The developments of advertisement and graphic design in the interwar period was shaped by the influence of the avant-gardes and other artistic movements. Among avant-garde movements, Futurism features prominently in its influence on these developments, for a set of reasons pertain to Futurist aesthetics as well as the very conception of art upheld by the Futurists. Futurist art had always had an ‘advertising’ side to it, expressed in the will to draw attention to the artworks and the artists themselves, and publicize their activities. Moreover, the Futurists considered advertisement as a new, powerful art form belonging to modern society, which had enormous potential in terms of democratizing art, taking it out of museums and making it accessible to everyone, changing the face of cities with it (Villari 2008, 18-19).

Futurist aesthetics influenced advertising styles broadly, but shaped especially the graphic style of those Futurists who experimented directly with this modern art form, like Prampolini. In the advertisements we are analysing here, several elements can be attributed to what we could call a ‘Futurist advertising aesthethics’, developed through the work of Futurist in the field of advertisement. While the Opéra Italien billboard has a more static and ‘conventional’ nature, possibly because of the type of performance it was advertising, the Futurist theatre postcard displays a higher dynamism, typical of Futurist aesthetics. This is emphasized by the tilted figures and the diagonal writings. Both posters feature bright colours, big three-dimensional letters, and a rationalization of figures into geometric shapes. The propensity for abstraction and the reduction of subjects and objects to lines and geometric shapes was a prominent feature of Prampolini’s personal aesthetics, which he explored throughout his career and through various art forms.

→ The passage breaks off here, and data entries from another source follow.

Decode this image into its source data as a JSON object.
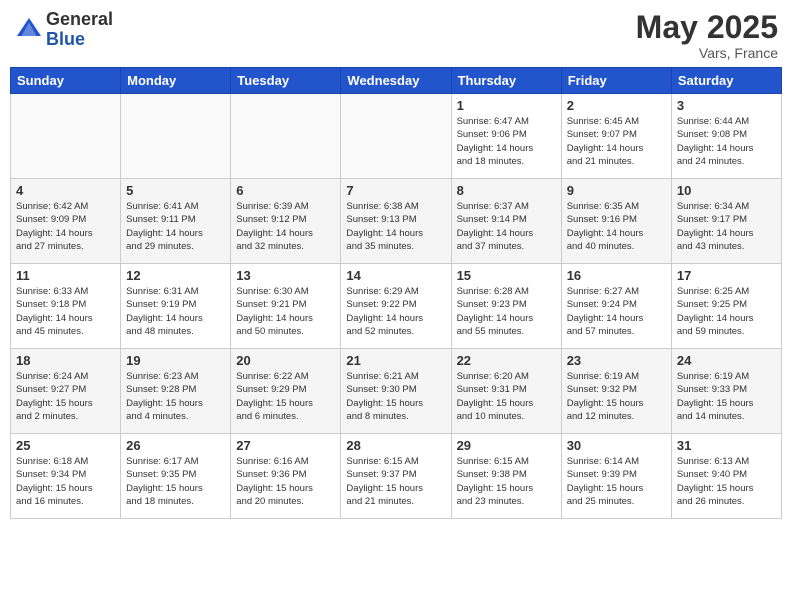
{
  "header": {
    "logo_general": "General",
    "logo_blue": "Blue",
    "month_year": "May 2025",
    "location": "Vars, France"
  },
  "days_of_week": [
    "Sunday",
    "Monday",
    "Tuesday",
    "Wednesday",
    "Thursday",
    "Friday",
    "Saturday"
  ],
  "weeks": [
    [
      {
        "day": "",
        "info": ""
      },
      {
        "day": "",
        "info": ""
      },
      {
        "day": "",
        "info": ""
      },
      {
        "day": "",
        "info": ""
      },
      {
        "day": "1",
        "info": "Sunrise: 6:47 AM\nSunset: 9:06 PM\nDaylight: 14 hours\nand 18 minutes."
      },
      {
        "day": "2",
        "info": "Sunrise: 6:45 AM\nSunset: 9:07 PM\nDaylight: 14 hours\nand 21 minutes."
      },
      {
        "day": "3",
        "info": "Sunrise: 6:44 AM\nSunset: 9:08 PM\nDaylight: 14 hours\nand 24 minutes."
      }
    ],
    [
      {
        "day": "4",
        "info": "Sunrise: 6:42 AM\nSunset: 9:09 PM\nDaylight: 14 hours\nand 27 minutes."
      },
      {
        "day": "5",
        "info": "Sunrise: 6:41 AM\nSunset: 9:11 PM\nDaylight: 14 hours\nand 29 minutes."
      },
      {
        "day": "6",
        "info": "Sunrise: 6:39 AM\nSunset: 9:12 PM\nDaylight: 14 hours\nand 32 minutes."
      },
      {
        "day": "7",
        "info": "Sunrise: 6:38 AM\nSunset: 9:13 PM\nDaylight: 14 hours\nand 35 minutes."
      },
      {
        "day": "8",
        "info": "Sunrise: 6:37 AM\nSunset: 9:14 PM\nDaylight: 14 hours\nand 37 minutes."
      },
      {
        "day": "9",
        "info": "Sunrise: 6:35 AM\nSunset: 9:16 PM\nDaylight: 14 hours\nand 40 minutes."
      },
      {
        "day": "10",
        "info": "Sunrise: 6:34 AM\nSunset: 9:17 PM\nDaylight: 14 hours\nand 43 minutes."
      }
    ],
    [
      {
        "day": "11",
        "info": "Sunrise: 6:33 AM\nSunset: 9:18 PM\nDaylight: 14 hours\nand 45 minutes."
      },
      {
        "day": "12",
        "info": "Sunrise: 6:31 AM\nSunset: 9:19 PM\nDaylight: 14 hours\nand 48 minutes."
      },
      {
        "day": "13",
        "info": "Sunrise: 6:30 AM\nSunset: 9:21 PM\nDaylight: 14 hours\nand 50 minutes."
      },
      {
        "day": "14",
        "info": "Sunrise: 6:29 AM\nSunset: 9:22 PM\nDaylight: 14 hours\nand 52 minutes."
      },
      {
        "day": "15",
        "info": "Sunrise: 6:28 AM\nSunset: 9:23 PM\nDaylight: 14 hours\nand 55 minutes."
      },
      {
        "day": "16",
        "info": "Sunrise: 6:27 AM\nSunset: 9:24 PM\nDaylight: 14 hours\nand 57 minutes."
      },
      {
        "day": "17",
        "info": "Sunrise: 6:25 AM\nSunset: 9:25 PM\nDaylight: 14 hours\nand 59 minutes."
      }
    ],
    [
      {
        "day": "18",
        "info": "Sunrise: 6:24 AM\nSunset: 9:27 PM\nDaylight: 15 hours\nand 2 minutes."
      },
      {
        "day": "19",
        "info": "Sunrise: 6:23 AM\nSunset: 9:28 PM\nDaylight: 15 hours\nand 4 minutes."
      },
      {
        "day": "20",
        "info": "Sunrise: 6:22 AM\nSunset: 9:29 PM\nDaylight: 15 hours\nand 6 minutes."
      },
      {
        "day": "21",
        "info": "Sunrise: 6:21 AM\nSunset: 9:30 PM\nDaylight: 15 hours\nand 8 minutes."
      },
      {
        "day": "22",
        "info": "Sunrise: 6:20 AM\nSunset: 9:31 PM\nDaylight: 15 hours\nand 10 minutes."
      },
      {
        "day": "23",
        "info": "Sunrise: 6:19 AM\nSunset: 9:32 PM\nDaylight: 15 hours\nand 12 minutes."
      },
      {
        "day": "24",
        "info": "Sunrise: 6:19 AM\nSunset: 9:33 PM\nDaylight: 15 hours\nand 14 minutes."
      }
    ],
    [
      {
        "day": "25",
        "info": "Sunrise: 6:18 AM\nSunset: 9:34 PM\nDaylight: 15 hours\nand 16 minutes."
      },
      {
        "day": "26",
        "info": "Sunrise: 6:17 AM\nSunset: 9:35 PM\nDaylight: 15 hours\nand 18 minutes."
      },
      {
        "day": "27",
        "info": "Sunrise: 6:16 AM\nSunset: 9:36 PM\nDaylight: 15 hours\nand 20 minutes."
      },
      {
        "day": "28",
        "info": "Sunrise: 6:15 AM\nSunset: 9:37 PM\nDaylight: 15 hours\nand 21 minutes."
      },
      {
        "day": "29",
        "info": "Sunrise: 6:15 AM\nSunset: 9:38 PM\nDaylight: 15 hours\nand 23 minutes."
      },
      {
        "day": "30",
        "info": "Sunrise: 6:14 AM\nSunset: 9:39 PM\nDaylight: 15 hours\nand 25 minutes."
      },
      {
        "day": "31",
        "info": "Sunrise: 6:13 AM\nSunset: 9:40 PM\nDaylight: 15 hours\nand 26 minutes."
      }
    ]
  ]
}
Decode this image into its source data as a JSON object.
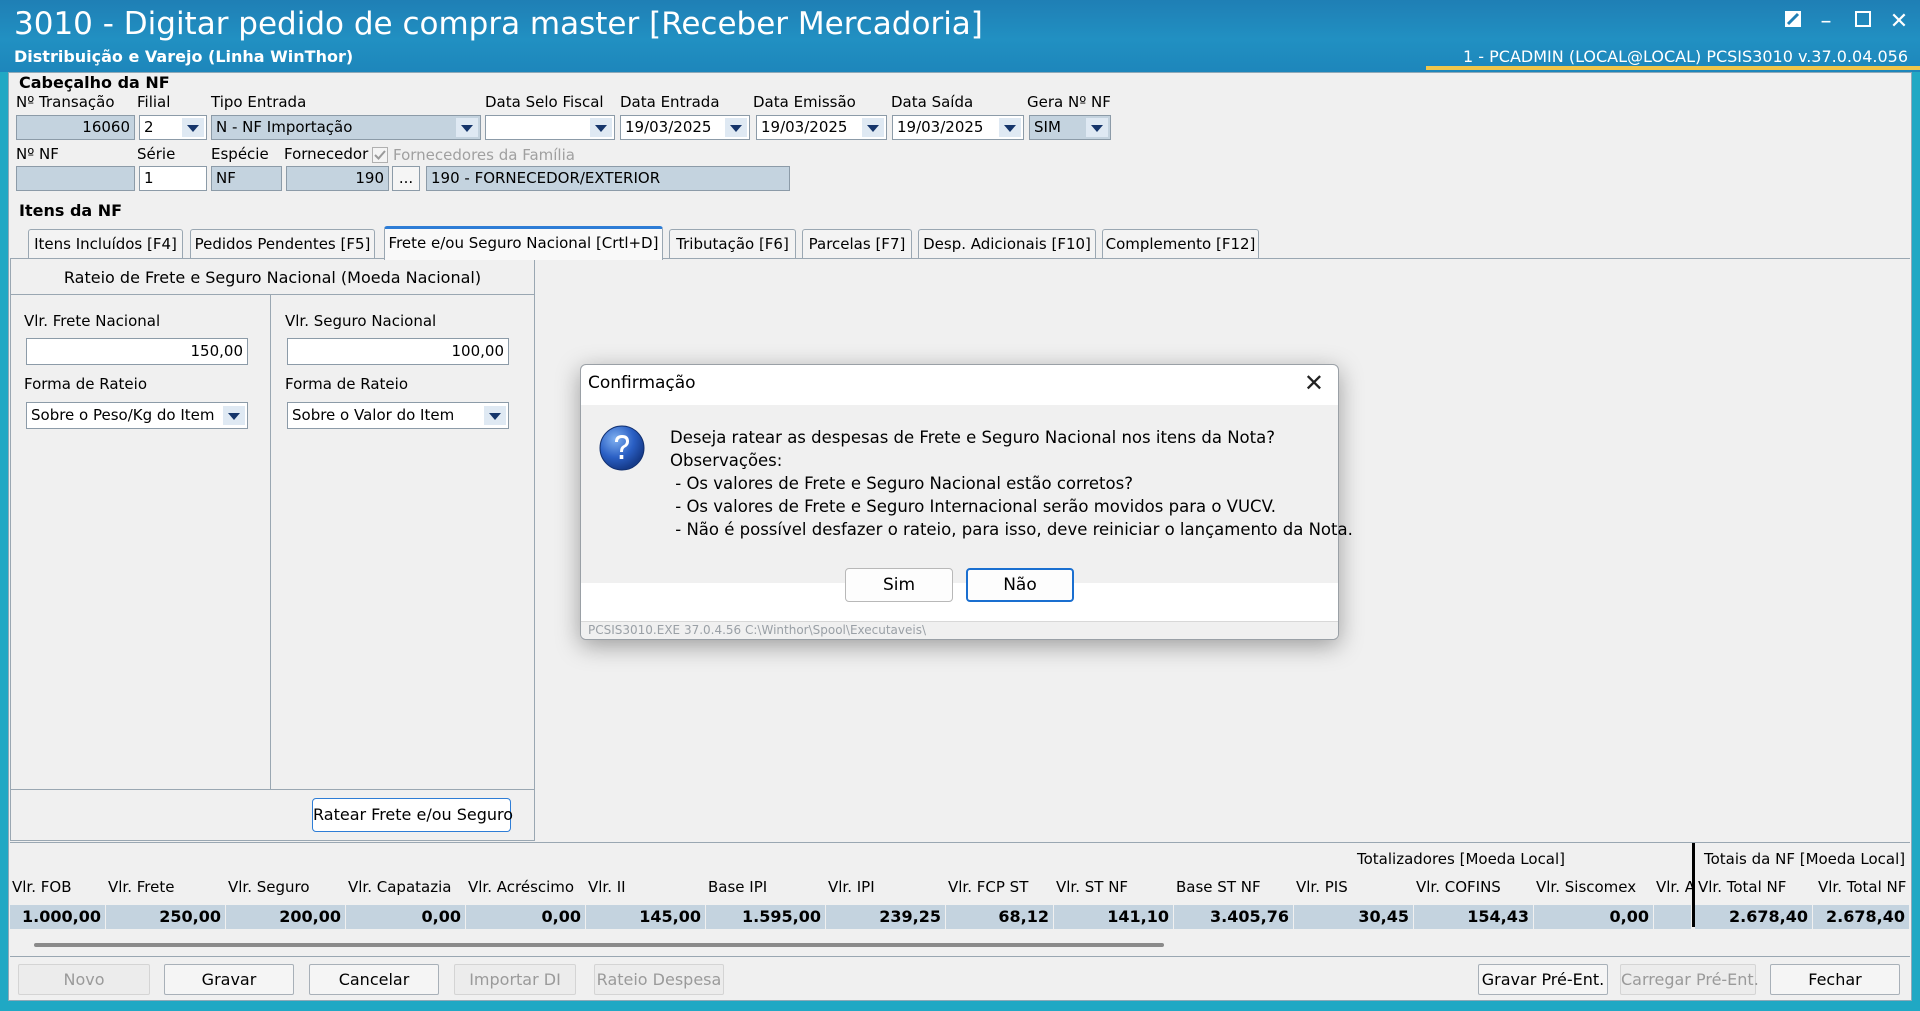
{
  "window": {
    "title": "3010 - Digitar pedido de compra master [Receber Mercadoria]",
    "subtitle": "Distribuição e Varejo (Linha WinThor)",
    "sysinfo": "1 - PCADMIN (LOCAL@LOCAL)   PCSIS3010  v.37.0.04.056"
  },
  "header_section": {
    "title": "Cabeçalho da NF",
    "fields": {
      "transacao": {
        "label": "Nº Transação",
        "value": "16060"
      },
      "filial": {
        "label": "Filial",
        "value": "2"
      },
      "tipo_entrada": {
        "label": "Tipo Entrada",
        "value": "N - NF Importação"
      },
      "data_selo": {
        "label": "Data Selo Fiscal",
        "value": ""
      },
      "data_entrada": {
        "label": "Data Entrada",
        "value": "19/03/2025"
      },
      "data_emissao": {
        "label": "Data Emissão",
        "value": "19/03/2025"
      },
      "data_saida": {
        "label": "Data Saída",
        "value": "19/03/2025"
      },
      "gera_nf": {
        "label": "Gera Nº NF",
        "value": "SIM"
      },
      "num_nf": {
        "label": "Nº NF",
        "value": ""
      },
      "serie": {
        "label": "Série",
        "value": "1"
      },
      "especie": {
        "label": "Espécie",
        "value": "NF"
      },
      "fornecedor": {
        "label": "Fornecedor",
        "value": "190"
      },
      "fornecedor_nome": {
        "value": "190 - FORNECEDOR/EXTERIOR"
      },
      "familia": {
        "label": "Fornecedores da Família",
        "checked": true
      },
      "browse": "..."
    }
  },
  "items_section": {
    "title": "Itens da NF",
    "tabs": [
      {
        "label": "Itens Incluídos [F4]",
        "active": false
      },
      {
        "label": "Pedidos Pendentes [F5]",
        "active": false
      },
      {
        "label": "Frete e/ou Seguro Nacional [Crtl+D]",
        "active": true
      },
      {
        "label": "Tributação [F6]",
        "active": false
      },
      {
        "label": "Parcelas [F7]",
        "active": false
      },
      {
        "label": "Desp. Adicionais [F10]",
        "active": false
      },
      {
        "label": "Complemento [F12]",
        "active": false
      }
    ]
  },
  "rateio": {
    "title": "Rateio de Frete e Seguro Nacional (Moeda Nacional)",
    "frete_label": "Vlr. Frete Nacional",
    "frete_value": "150,00",
    "frete_forma_label": "Forma de Rateio",
    "frete_forma_value": "Sobre o Peso/Kg do Item",
    "seguro_label": "Vlr. Seguro Nacional",
    "seguro_value": "100,00",
    "seguro_forma_label": "Forma de Rateio",
    "seguro_forma_value": "Sobre o Valor do Item",
    "button": "Ratear Frete e/ou Seguro"
  },
  "totals": {
    "group1": "Totalizadores [Moeda Local]",
    "group2": "Totais da NF [Moeda Local]",
    "columns": [
      {
        "label": "Vlr. FOB",
        "value": "1.000,00"
      },
      {
        "label": "Vlr. Frete",
        "value": "250,00"
      },
      {
        "label": "Vlr. Seguro",
        "value": "200,00"
      },
      {
        "label": "Vlr. Capatazia",
        "value": "0,00"
      },
      {
        "label": "Vlr. Acréscimo",
        "value": "0,00"
      },
      {
        "label": "Vlr. II",
        "value": "145,00"
      },
      {
        "label": "Base IPI",
        "value": "1.595,00"
      },
      {
        "label": "Vlr. IPI",
        "value": "239,25"
      },
      {
        "label": "Vlr. FCP ST",
        "value": "68,12"
      },
      {
        "label": "Vlr. ST NF",
        "value": "141,10"
      },
      {
        "label": "Base ST NF",
        "value": "3.405,76"
      },
      {
        "label": "Vlr. PIS",
        "value": "30,45"
      },
      {
        "label": "Vlr. COFINS",
        "value": "154,43"
      },
      {
        "label": "Vlr. Siscomex",
        "value": "0,00"
      },
      {
        "label": "Vlr. A",
        "value": ""
      },
      {
        "label": "Vlr. Total NF",
        "value": "2.678,40"
      },
      {
        "label": "Vlr. Total NF",
        "value": "2.678,40"
      }
    ]
  },
  "buttons": {
    "novo": "Novo",
    "gravar": "Gravar",
    "cancelar": "Cancelar",
    "importar": "Importar DI",
    "rateio": "Rateio Despesa",
    "gravar_pre": "Gravar Pré-Ent.",
    "carregar_pre": "Carregar Pré-Ent.",
    "fechar": "Fechar"
  },
  "dialog": {
    "title": "Confirmação",
    "message": "Deseja ratear as despesas de Frete e Seguro Nacional nos itens da Nota?\nObservações:\n - Os valores de Frete e Seguro Nacional estão corretos?\n - Os valores de Frete e Seguro Internacional serão movidos para o VUCV.\n - Não é possível desfazer o rateio, para isso, deve reiniciar o lançamento da Nota.",
    "yes": "Sim",
    "no": "Não",
    "footer": "PCSIS3010.EXE 37.0.4.56 C:\\Winthor\\Spool\\Executaveis\\"
  }
}
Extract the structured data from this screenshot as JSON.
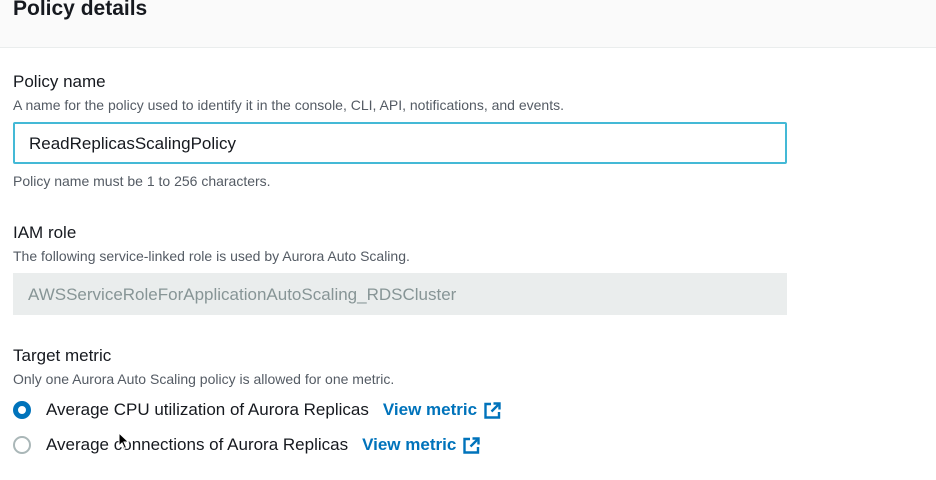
{
  "header": {
    "title": "Policy details"
  },
  "policy_name": {
    "label": "Policy name",
    "description": "A name for the policy used to identify it in the console, CLI, API, notifications, and events.",
    "value": "ReadReplicasScalingPolicy",
    "constraint": "Policy name must be 1 to 256 characters."
  },
  "iam_role": {
    "label": "IAM role",
    "description": "The following service-linked role is used by Aurora Auto Scaling.",
    "value": "AWSServiceRoleForApplicationAutoScaling_RDSCluster"
  },
  "target_metric": {
    "label": "Target metric",
    "description": "Only one Aurora Auto Scaling policy is allowed for one metric.",
    "options": [
      {
        "label": "Average CPU utilization of Aurora Replicas",
        "link": "View metric",
        "selected": true
      },
      {
        "label": "Average connections of Aurora Replicas",
        "link": "View metric",
        "selected": false
      }
    ]
  },
  "colors": {
    "accent": "#0073bb",
    "focus_border": "#44b9d6",
    "muted_text": "#545b64"
  },
  "icons": {
    "external_link": "external-link-icon",
    "pointer": "mouse-pointer-icon"
  }
}
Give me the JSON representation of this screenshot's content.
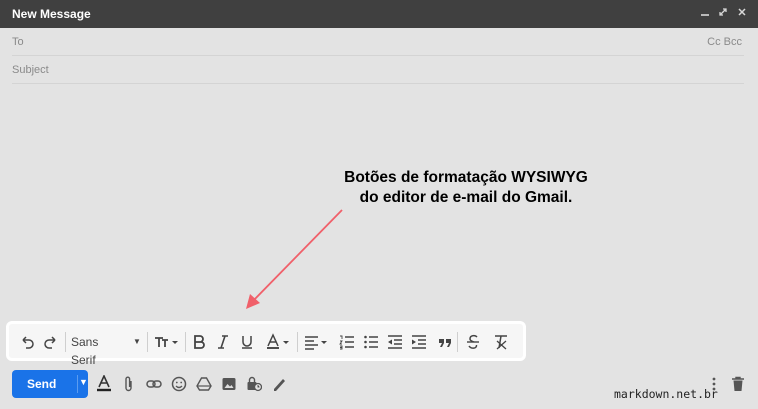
{
  "window": {
    "title": "New Message",
    "controls": [
      "minimize-icon",
      "expand-icon",
      "close-icon"
    ]
  },
  "fields": {
    "to_label": "To",
    "cc_bcc": "Cc Bcc",
    "subject_label": "Subject"
  },
  "annotation": {
    "line1": "Botões de formatação WYSIWYG",
    "line2": "do editor de e-mail do Gmail.",
    "arrow_color": "#f0606a"
  },
  "format_toolbar": {
    "font_family": "Sans Serif",
    "buttons": [
      "undo-icon",
      "redo-icon",
      "font-family-select",
      "text-size-icon",
      "bold-icon",
      "italic-icon",
      "underline-icon",
      "text-color-icon",
      "align-icon",
      "numbered-list-icon",
      "bulleted-list-icon",
      "indent-less-icon",
      "indent-more-icon",
      "quote-icon",
      "strikethrough-icon",
      "remove-formatting-icon"
    ]
  },
  "bottom_toolbar": {
    "send_label": "Send",
    "send_color": "#1a73e8",
    "tools": [
      "formatting-options-icon",
      "attach-icon",
      "link-icon",
      "emoji-icon",
      "drive-icon",
      "photo-icon",
      "confidential-icon",
      "signature-icon",
      "more-options-icon",
      "delete-icon"
    ]
  },
  "watermark": "markdown.net.br"
}
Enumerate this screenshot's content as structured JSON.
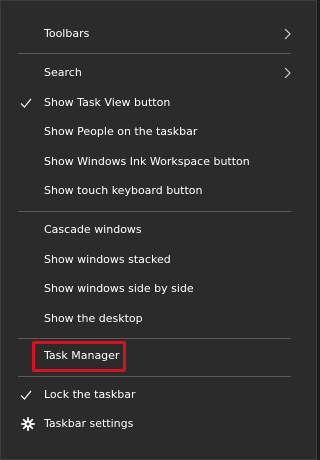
{
  "menu": {
    "items": [
      {
        "label": "Toolbars",
        "submenu_icon": "chevron-right-icon"
      },
      {
        "label": "Search",
        "submenu_icon": "chevron-right-icon"
      },
      {
        "label": "Show Task View button",
        "checked": true,
        "check_icon": "checkmark-icon"
      },
      {
        "label": "Show People on the taskbar"
      },
      {
        "label": "Show Windows Ink Workspace button"
      },
      {
        "label": "Show touch keyboard button"
      },
      {
        "label": "Cascade windows"
      },
      {
        "label": "Show windows stacked"
      },
      {
        "label": "Show windows side by side"
      },
      {
        "label": "Show the desktop"
      },
      {
        "label": "Task Manager",
        "highlighted": true
      },
      {
        "label": "Lock the taskbar",
        "checked": true,
        "check_icon": "checkmark-icon"
      },
      {
        "label": "Taskbar settings",
        "icon": "gear-icon"
      }
    ]
  },
  "colors": {
    "menu_background": "#2b2b2b",
    "text": "#ffffff",
    "separator": "#5a5a5a",
    "highlight_border": "#d9111e"
  }
}
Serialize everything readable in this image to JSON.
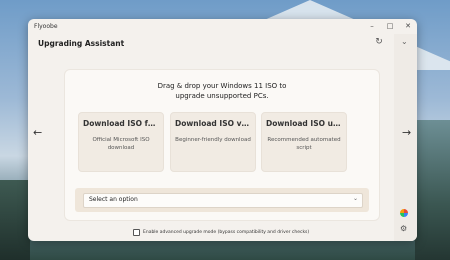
{
  "window": {
    "app_title": "Flyoobe"
  },
  "header": {
    "title": "Upgrading Assistant"
  },
  "main": {
    "instructions_line1": "Drag & drop your Windows 11 ISO to",
    "instructions_line2": "upgrade unsupported PCs.",
    "options": [
      {
        "title": "Download ISO fro...",
        "description": "Official Microsoft ISO download"
      },
      {
        "title": "Download ISO via...",
        "description": "Beginner-friendly download"
      },
      {
        "title": "Download ISO usi...",
        "description": "Recommended automated script"
      }
    ],
    "select": {
      "value": "Select an option"
    },
    "advanced_mode_label": "Enable advanced upgrade mode (bypass compatibility and driver checks)"
  },
  "icons": {
    "minimize": "minimize-icon",
    "maximize": "maximize-icon",
    "close": "close-icon",
    "refresh": "refresh-icon",
    "chevron_down": "chevron-down-icon",
    "nav_left": "arrow-left-icon",
    "nav_right": "arrow-right-icon",
    "copilot": "copilot-icon",
    "settings": "settings-icon"
  }
}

The first poster features a mechanized and rationalized portrait of Marinetti, who is also reduced to lines and geometric shapes, visually connected to the writing ‘Marinetti’.

References

Fonti, Daniela (ed.). 2006. Prampolini futurista: disegni, dipinti, progetti per il teatro 1913-1931. Milan: Skira.

Lista, Giovanni. 2013. Enrico prampolini futurista europeo. Roma: Carocci.

Mughini, Giampiero and Maurizio Scudiero. 1997. Il manifesto pubblicitario italiano. Da Dudovich a Depero (1890-1940). Milan: Nuova Arti Grafiche Ricordi.

Villari, Anna (ed.). 2008. L’arte della pubblicità: il manifesto italiano e le avanguardie 1920-1940. Cinisello Balsamo: Silvana Editoriale.